Para mí es de mucha alegría ser testigo de que en estos tiempos postmodernos, donde el valor de la vida humana se va perdiendo y donde pareciera que vivir el proyecto que Dios tiene sobre la humanidad es una utopía, es posible vivir el Evangelio en el plano familiar como se vivía entre los primeros cristianos.
Cuando con mi esposo Gerardo estábamos de novios, pensábamos que sería bueno esperar alrededor de dos o tres años para tener nuestro primer hijo. Para ello utilizamos un método natural de planificación familiar, a pesar de la poca propaganda que se le brinda. Siempre tuvimos conciencia que traer una vida al mundo implicaba una gran responsabilidad y que nuestra sexualidad debía ser colaboradora de un plan más amplio que el de brindarnos amor uno al otro. A través de ella Dios nos hacía dadores de vida y con ello, padre y madre de una nueva criatura.
Cuando quedé embarazada, habían pasado dos años y medio desde nuestro casamiento. La fecha de mi embarazo coincidió con dos hechos que nos hicieron tomar conciencia del milagro que se llevaba a cabo en la gestación de cada niño: por un lado, el hijo de unos amigos, de muy poca edad, estaba luchando por su vida —tenía leucemia— y al poco tiempo falleció. Por otro lado, en esos días se debatía si era ético o no descongelar 5000 embriones que estaban reservados a la decisión de sus padres de ser implantados en el seno materno o si debían ser desechados. La decisión fue descongelarlos, por lo que se abortaron 5000 vidas humanas.
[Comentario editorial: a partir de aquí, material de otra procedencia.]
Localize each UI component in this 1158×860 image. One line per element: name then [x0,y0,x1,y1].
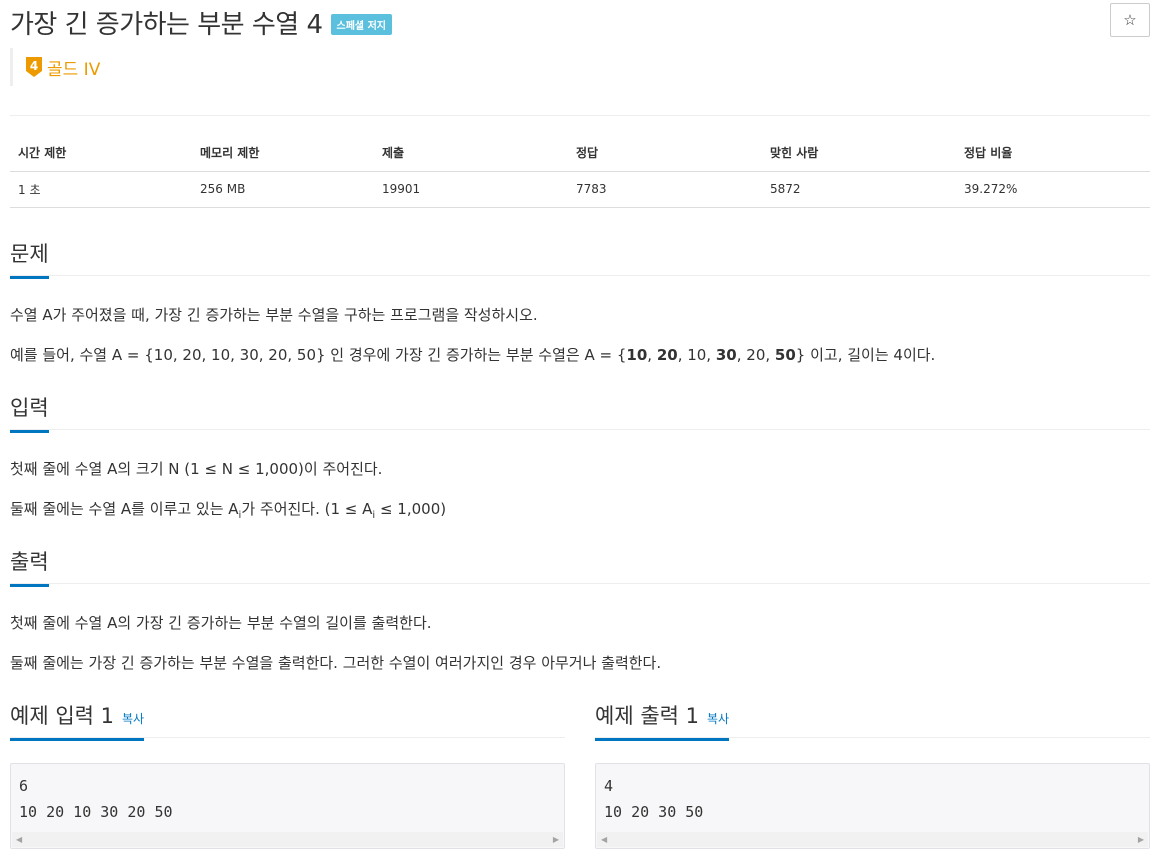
star-icon: ☆ [1123,12,1137,29]
copy-sample-input-button[interactable]: 복사 [122,712,144,726]
output-paragraph-1: 첫째 줄에 수열 A의 가장 긴 증가하는 부분 수열의 길이를 출력한다. [10,614,432,632]
header-accepted: 정답 [568,135,762,172]
header-memory-limit: 메모리 제한 [192,135,374,172]
input-section-header: 입력 [10,392,1150,433]
description-section-header: 문제 [10,238,1150,279]
accepted-value[interactable]: 7783 [568,171,762,208]
favorite-star-button[interactable]: ☆ [1110,3,1150,37]
table-header-row: 시간 제한 메모리 제한 제출 정답 맞힌 사람 정답 비율 [10,135,1150,172]
header-submissions: 제출 [374,135,568,172]
sample-input-box[interactable]: 6 10 20 10 30 20 50 ◀ ▶ [10,763,565,849]
accept-ratio-value: 39.272% [956,171,1150,208]
sample-output-content[interactable]: 4 10 20 30 50 [596,764,1149,825]
scroll-right-icon[interactable]: ▶ [1138,832,1144,847]
divider [10,115,1150,116]
problem-info-table: 시간 제한 메모리 제한 제출 정답 맞힌 사람 정답 비율 1 초 256 M… [10,135,1150,208]
sample-input-heading: 예제 입력 1 복사 [10,700,145,741]
scroll-left-icon[interactable]: ◀ [601,832,607,847]
sample-output-header: 예제 출력 1 복사 [595,700,1150,741]
header-time-limit: 시간 제한 [10,135,192,172]
output-section-header: 출력 [10,546,1150,587]
header-accept-ratio: 정답 비율 [956,135,1150,172]
special-judge-badge: 스페셜 저지 [330,13,392,35]
memory-limit-value: 256 MB [192,171,374,208]
time-limit-value: 1 초 [10,171,192,208]
horizontal-scrollbar[interactable]: ◀ ▶ [12,832,563,847]
header-solvers: 맞힌 사람 [762,135,956,172]
description-heading: 문제 [10,238,49,279]
output-paragraph-2: 둘째 줄에는 가장 긴 증가하는 부분 수열을 출력한다. 그러한 수열이 여러… [10,654,662,672]
tier-label[interactable]: 골드 IV [47,55,100,80]
submissions-value[interactable]: 19901 [374,171,568,208]
tier-number: 4 [30,59,38,73]
horizontal-scrollbar[interactable]: ◀ ▶ [597,832,1148,847]
copy-sample-output-button[interactable]: 복사 [707,712,729,726]
page-title: 가장 긴 증가하는 부분 수열 4 [10,9,323,40]
scroll-right-icon[interactable]: ▶ [553,832,559,847]
description-paragraph-2: 예를 들어, 수열 A = {10, 20, 10, 30, 20, 50} 인… [10,346,936,364]
scroll-left-icon[interactable]: ◀ [16,832,22,847]
gold-tier-icon: 4 [26,57,42,77]
sample-output-heading: 예제 출력 1 복사 [595,700,730,741]
solvers-value[interactable]: 5872 [762,171,956,208]
sample-output-box[interactable]: 4 10 20 30 50 ◀ ▶ [595,763,1150,849]
output-heading: 출력 [10,546,49,587]
problem-header: 가장 긴 증가하는 부분 수열 4 스페셜 저지 [10,2,392,42]
input-paragraph-2: 둘째 줄에는 수열 A를 이루고 있는 Ai가 주어진다. (1 ≤ Ai ≤ … [10,500,447,521]
input-heading: 입력 [10,392,49,433]
sample-input-content[interactable]: 6 10 20 10 30 20 50 [11,764,564,825]
input-paragraph-1: 첫째 줄에 수열 A의 크기 N (1 ≤ N ≤ 1,000)이 주어진다. [10,460,383,478]
table-row: 1 초 256 MB 19901 7783 5872 39.272% [10,171,1150,208]
sample-input-header: 예제 입력 1 복사 [10,700,565,741]
tier-block: 4 골드 IV [10,48,100,86]
description-paragraph-1: 수열 A가 주어졌을 때, 가장 긴 증가하는 부분 수열을 구하는 프로그램을… [10,306,538,324]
Mi bebé nacería en un momento en que la vida de esos niños se ofrecía como sacrificio, uno por la enfermedad, otros por las consecuencias de una ciencia irresponsable.
Me había internado llevando una "batería de elementos" que nos ayudaran a Gerardo y a mí a vivir ese momento como una experiencia del paso de Dios (cassettes de música cristiana, el Evangelio, y hasta la revista Cristo Vive, que había salido hacía pocos días).
Nos habían dicho que había que esperar, ya que el útero no estaba preparado. Esperaríamos acompañados por el Señor.
Dentro mío surgió otra certeza: Si Dios era capaz de hacer cosas mucho más grandes, ¿qué sería para él modificar un útero? Sin duda, algo muy sencillo. Así que dada esa certeza nos pusimos a orar el rosario. Entró una enfermera y nos escuchó, también vio la tapa de la revista que tenía la imagen de María, Guardiana de la Fe; y enseguida nos preguntó si éramos católicos y nos contó que ella lo había sido, pero que ahora pertenecía a otra Iglesia. Cuando se fue dijo que nos tendría en cuenta en su oración.
Pasaron las horas, comenzaron las contracciones, el médico decidió esperar el parto normal. Mientras tanto Gerardo compartía con la partera cómo vivíamos la fe y ella, a su vez, nos contaba cómo era su búsqueda de Dios.
Ana Clara nació por parto normal. Al día siguiente volvió la enfermera de la noche anterior preguntando ¿cómo había ido la cesárea? Cuando le contamos que el parto había sido normal, no podía creerlo y nos contó que al irse de la clínica había reunido a su familia para orar por nosotros. ¡Sin querer tuvimos un encuentro ecuménico!
Dios utiliza cualquier excusa para darse a conocer; aún lo que para nosotros es parte de la vida diaria y puede pasar desapercibido.
Para el nacimiento de mi segundo hijo creía que pasaría por algo similar, sin embargo Juan Ignacio nació tan rápido que no podía creerlo.
Dios Padre nos enseñó que Él no quiere nuestro sufrimiento porque sí. Él sabe darle a cada cosa su sentido y el por qué nos conviene que las cosas se den de ese modo. Después de unos años de estas experiencias puedo decir que nuestros hijos son el mejor regalo que Dios puso en nuestras vidas, enseñándonos a tener disponibilidad "full time" y dándonos amor y alegría más allá de lo que pudiéramos esperar.